Approvati nuovi standard per frenare la diffusione di infestazioni e malattie delle piante


La Convenzione Internazionale per la Protezione delle Piante (IPPC) ha adottato nuove misure internazionali per prevenire la diffusione oltre confine dei parassiti (incluse quelle per bloccare il parassita altamente infestante Xylella fastidiosa e la mosca orientale della frutta). Sono state approvate durante la seduta annuale della Commissione sulle Misure Fitosanitarie (CPM), riconosciuta dall’Accordo SPS dell’Organizzazione Mondiale del Commercio e dai governi di tutto il mondo.
Con il crescere degli scambi commerciali, i rischi che parassiti delle piante si diffondano oltre confine sono oggi elevati. Ogni giorno, assistiamo a numerose minacce per le nostre coltivazioni e anche alla nostra salute, al nostro ambiente e alla nostra economia.
La FAO stima che ogni anno tra il 20 e il 40% della produzione globale di cereali viene persa a causa delle infestazioni.
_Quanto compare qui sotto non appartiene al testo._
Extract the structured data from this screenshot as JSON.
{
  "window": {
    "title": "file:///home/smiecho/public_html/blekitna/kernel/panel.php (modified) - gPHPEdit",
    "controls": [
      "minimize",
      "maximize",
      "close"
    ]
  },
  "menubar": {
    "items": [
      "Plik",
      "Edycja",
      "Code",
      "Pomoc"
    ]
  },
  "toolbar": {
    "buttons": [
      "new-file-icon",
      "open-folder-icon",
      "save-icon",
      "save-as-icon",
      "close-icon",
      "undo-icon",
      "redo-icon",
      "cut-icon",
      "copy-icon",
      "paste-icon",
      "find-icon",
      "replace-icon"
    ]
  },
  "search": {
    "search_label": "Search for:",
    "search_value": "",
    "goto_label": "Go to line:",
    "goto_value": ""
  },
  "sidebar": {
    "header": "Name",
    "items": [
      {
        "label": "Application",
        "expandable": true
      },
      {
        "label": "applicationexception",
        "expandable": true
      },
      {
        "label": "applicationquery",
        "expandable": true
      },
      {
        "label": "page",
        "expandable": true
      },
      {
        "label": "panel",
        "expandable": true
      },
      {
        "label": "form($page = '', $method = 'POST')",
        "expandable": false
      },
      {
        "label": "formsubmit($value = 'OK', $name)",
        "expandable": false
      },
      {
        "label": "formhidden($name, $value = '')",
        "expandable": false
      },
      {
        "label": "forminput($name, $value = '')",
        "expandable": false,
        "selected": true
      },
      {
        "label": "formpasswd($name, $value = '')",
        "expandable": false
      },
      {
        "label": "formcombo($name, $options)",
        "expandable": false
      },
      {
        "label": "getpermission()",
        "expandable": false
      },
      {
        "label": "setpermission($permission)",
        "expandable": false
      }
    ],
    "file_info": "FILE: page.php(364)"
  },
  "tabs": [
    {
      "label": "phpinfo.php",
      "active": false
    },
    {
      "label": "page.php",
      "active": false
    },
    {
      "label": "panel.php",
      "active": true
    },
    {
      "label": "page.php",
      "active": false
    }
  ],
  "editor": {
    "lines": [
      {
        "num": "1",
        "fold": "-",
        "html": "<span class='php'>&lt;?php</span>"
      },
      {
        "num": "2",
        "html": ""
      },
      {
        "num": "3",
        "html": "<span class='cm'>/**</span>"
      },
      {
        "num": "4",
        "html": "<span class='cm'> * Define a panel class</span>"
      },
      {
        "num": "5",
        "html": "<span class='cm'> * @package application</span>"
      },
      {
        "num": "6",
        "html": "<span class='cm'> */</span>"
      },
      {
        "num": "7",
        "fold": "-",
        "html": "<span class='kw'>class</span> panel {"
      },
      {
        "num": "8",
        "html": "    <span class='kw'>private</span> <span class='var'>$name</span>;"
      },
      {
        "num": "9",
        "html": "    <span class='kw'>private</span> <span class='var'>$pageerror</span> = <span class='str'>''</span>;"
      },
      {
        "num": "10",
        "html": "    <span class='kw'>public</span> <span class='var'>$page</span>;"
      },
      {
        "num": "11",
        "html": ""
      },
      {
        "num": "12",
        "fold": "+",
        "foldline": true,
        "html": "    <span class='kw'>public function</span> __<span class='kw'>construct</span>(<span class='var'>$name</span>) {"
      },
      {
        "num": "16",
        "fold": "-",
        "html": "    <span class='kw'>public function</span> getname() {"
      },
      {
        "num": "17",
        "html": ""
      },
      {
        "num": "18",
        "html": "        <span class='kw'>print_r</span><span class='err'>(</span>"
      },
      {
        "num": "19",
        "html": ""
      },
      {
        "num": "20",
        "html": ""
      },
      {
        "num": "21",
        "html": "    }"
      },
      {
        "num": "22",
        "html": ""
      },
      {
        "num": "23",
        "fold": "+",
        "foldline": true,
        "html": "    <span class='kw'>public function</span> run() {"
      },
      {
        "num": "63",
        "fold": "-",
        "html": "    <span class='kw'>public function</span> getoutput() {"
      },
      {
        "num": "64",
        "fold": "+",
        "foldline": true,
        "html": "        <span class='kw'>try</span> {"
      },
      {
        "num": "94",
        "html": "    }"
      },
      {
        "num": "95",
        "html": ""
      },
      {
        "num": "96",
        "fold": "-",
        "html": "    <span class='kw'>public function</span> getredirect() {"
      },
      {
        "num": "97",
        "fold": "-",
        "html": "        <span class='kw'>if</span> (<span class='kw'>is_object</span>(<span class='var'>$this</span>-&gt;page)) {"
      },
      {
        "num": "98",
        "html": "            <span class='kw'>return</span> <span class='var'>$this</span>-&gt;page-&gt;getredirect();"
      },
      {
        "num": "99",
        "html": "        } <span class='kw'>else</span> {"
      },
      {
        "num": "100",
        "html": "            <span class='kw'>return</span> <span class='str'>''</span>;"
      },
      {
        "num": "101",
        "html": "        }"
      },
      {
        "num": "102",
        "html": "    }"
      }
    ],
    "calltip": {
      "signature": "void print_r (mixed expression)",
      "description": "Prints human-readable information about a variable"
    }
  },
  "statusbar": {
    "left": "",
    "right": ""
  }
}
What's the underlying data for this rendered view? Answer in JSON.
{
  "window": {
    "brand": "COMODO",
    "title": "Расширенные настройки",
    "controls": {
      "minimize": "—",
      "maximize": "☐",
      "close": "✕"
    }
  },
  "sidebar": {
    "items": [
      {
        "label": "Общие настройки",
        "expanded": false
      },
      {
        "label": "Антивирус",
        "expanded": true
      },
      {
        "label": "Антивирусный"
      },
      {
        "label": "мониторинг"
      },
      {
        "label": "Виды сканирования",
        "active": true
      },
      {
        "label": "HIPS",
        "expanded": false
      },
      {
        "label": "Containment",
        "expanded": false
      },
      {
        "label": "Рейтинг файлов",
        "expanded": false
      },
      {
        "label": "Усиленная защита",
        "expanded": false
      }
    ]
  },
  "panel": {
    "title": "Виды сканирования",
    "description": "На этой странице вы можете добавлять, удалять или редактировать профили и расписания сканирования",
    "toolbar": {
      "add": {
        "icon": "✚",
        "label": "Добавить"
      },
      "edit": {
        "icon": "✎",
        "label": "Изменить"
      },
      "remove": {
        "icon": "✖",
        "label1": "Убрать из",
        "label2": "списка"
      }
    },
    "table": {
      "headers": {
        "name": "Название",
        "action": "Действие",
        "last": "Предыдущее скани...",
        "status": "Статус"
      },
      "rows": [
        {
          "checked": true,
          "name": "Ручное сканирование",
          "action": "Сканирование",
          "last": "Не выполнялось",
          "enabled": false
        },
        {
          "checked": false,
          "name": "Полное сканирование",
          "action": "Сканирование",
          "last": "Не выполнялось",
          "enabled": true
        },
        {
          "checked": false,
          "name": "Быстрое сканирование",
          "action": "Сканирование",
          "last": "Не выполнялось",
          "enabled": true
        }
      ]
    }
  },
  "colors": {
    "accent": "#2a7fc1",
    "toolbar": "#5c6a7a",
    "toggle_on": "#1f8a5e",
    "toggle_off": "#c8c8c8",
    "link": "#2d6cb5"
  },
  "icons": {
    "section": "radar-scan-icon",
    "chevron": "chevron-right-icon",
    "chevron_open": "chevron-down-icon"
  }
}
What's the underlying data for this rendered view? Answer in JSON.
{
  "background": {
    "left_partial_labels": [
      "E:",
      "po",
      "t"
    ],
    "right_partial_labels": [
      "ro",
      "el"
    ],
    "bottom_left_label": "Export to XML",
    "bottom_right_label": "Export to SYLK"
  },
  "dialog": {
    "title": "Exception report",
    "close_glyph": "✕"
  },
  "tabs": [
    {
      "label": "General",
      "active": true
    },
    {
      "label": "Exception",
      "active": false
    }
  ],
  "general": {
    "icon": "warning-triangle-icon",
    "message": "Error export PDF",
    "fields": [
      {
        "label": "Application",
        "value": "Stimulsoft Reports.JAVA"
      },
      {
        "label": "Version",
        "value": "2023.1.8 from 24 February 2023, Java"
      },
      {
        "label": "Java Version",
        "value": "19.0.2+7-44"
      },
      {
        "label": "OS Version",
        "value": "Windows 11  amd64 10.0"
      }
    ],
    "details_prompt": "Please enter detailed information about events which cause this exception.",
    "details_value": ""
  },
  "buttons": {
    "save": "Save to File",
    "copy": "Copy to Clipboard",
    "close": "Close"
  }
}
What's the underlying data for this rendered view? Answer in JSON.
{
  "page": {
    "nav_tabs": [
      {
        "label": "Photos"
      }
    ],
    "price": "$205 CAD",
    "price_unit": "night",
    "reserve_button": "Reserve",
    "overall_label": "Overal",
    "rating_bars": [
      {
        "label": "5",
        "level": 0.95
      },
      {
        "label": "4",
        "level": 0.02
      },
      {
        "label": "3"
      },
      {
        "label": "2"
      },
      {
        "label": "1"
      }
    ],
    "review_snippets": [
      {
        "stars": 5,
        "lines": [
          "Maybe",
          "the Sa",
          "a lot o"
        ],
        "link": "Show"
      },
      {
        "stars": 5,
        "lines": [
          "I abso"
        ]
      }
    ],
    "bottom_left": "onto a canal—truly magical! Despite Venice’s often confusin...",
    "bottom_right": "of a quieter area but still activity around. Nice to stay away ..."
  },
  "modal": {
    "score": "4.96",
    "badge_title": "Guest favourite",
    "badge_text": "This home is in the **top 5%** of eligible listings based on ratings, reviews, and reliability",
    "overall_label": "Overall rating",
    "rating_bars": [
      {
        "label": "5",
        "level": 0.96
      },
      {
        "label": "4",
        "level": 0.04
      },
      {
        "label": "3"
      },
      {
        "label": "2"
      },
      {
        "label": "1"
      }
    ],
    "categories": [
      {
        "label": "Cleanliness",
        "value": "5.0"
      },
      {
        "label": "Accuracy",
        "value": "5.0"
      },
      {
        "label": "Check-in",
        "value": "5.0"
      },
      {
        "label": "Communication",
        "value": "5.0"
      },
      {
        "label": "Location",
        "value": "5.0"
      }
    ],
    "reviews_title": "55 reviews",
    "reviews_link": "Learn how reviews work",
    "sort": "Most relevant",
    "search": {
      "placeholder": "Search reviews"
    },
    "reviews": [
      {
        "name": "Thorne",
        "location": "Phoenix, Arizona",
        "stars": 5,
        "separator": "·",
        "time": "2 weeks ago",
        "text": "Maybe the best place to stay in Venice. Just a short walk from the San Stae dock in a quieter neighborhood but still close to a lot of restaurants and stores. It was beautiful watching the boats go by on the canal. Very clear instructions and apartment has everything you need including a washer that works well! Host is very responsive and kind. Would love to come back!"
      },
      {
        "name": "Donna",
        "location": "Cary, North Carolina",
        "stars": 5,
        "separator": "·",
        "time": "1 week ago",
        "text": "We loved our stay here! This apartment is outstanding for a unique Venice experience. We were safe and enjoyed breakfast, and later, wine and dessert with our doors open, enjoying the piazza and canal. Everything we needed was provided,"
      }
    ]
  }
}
Ogni anno le malattie delle piante costano all’economia globale circa 220 miliardi di dollari, mentre le infestazioni di insetti invasivi circa 70 miliardi di dollari.
L’IPPC fornisce gli strumenti e la conoscenza necessari a mantenere le coltivazioni sane e a prevenire il diffondersi delle infestazioni. Il nuovo standard fornisce indicazioni sulle tecniche migliorate di fumigazione e ne stabilisce i requisiti di temperatura, durata, quantità di fumiganti per rendere efficace la fumigazione e propone soluzioni per ridurne l’impatto ambientale, ad esempio utilizzando la tecnologia di ricattura per ridurre le emissioni di gas.
Vi sono contenuti anche i protocolli di diagnostica che descrivono procedure e metodi per la diagnosi ufficiale di sei parassiti, incluso la Xylella fastidiosa e la mosca orientale della frutta (Bactrocera dorsalis), nonchè regole commerciali e tecnologie per rilevare i parassiti
La Xylella fastidiosa è un batterio mortale che attacca colture economicamente rilevanti, come olivi, agrumi, susini e viti. Dal 2015 si è diffusa rapidamente dalle Americhe in Europa e in Asia. E’ costata 104 milioni di dollari all’economia vitivinicola californiana, in un solo anno. In Italia il batterio ha portato al calo di produzione in 180.000 ettari di oliveti e continua a minacciare non solo l’economia nazionale ma anche quella dell’intero Mediterraneo.
La mosca orientale della frutta ha colpito coltivazioni di avocado, banane, guaiava e mango in almeno 65 paesi. In Africa, causa perdite annue di circa due miliardi di dollari. Nonostante il crescente impatto delle infestazioni, le risorse per affrontare questo problema sono scarse.
L’Anno internazionale della salute delle piante, proclamato dall’Assemblea Generale delle Nazioni Unite per il 2020, potrà contribuire ad una maggiore collaborazione globale per sostenere politiche in favore della salute delle piante ad ogni livello.
Il CPM tiene in considerazione anche le tecnologie “High-throughput sequencing (HTS)” che sono ancora nelle prime fasi di sviluppo, per l’identificazione sia di parassiti regolamentati che di quelli sconosciuti, come il virus che colpisce la cassava. Queste tecnologie offrono nuove possibilità per un’analisi più rapida ed affidabile, portano con sè anche una serie di sfide che vengono identificate e affrontate nelle raccomandazioni.
Il CPM, ad oggi, ha adottato più di 100 standard internazionali per le misure fitosanitarie (ISPM), che coprono tutte le aree di quarantena delle piante.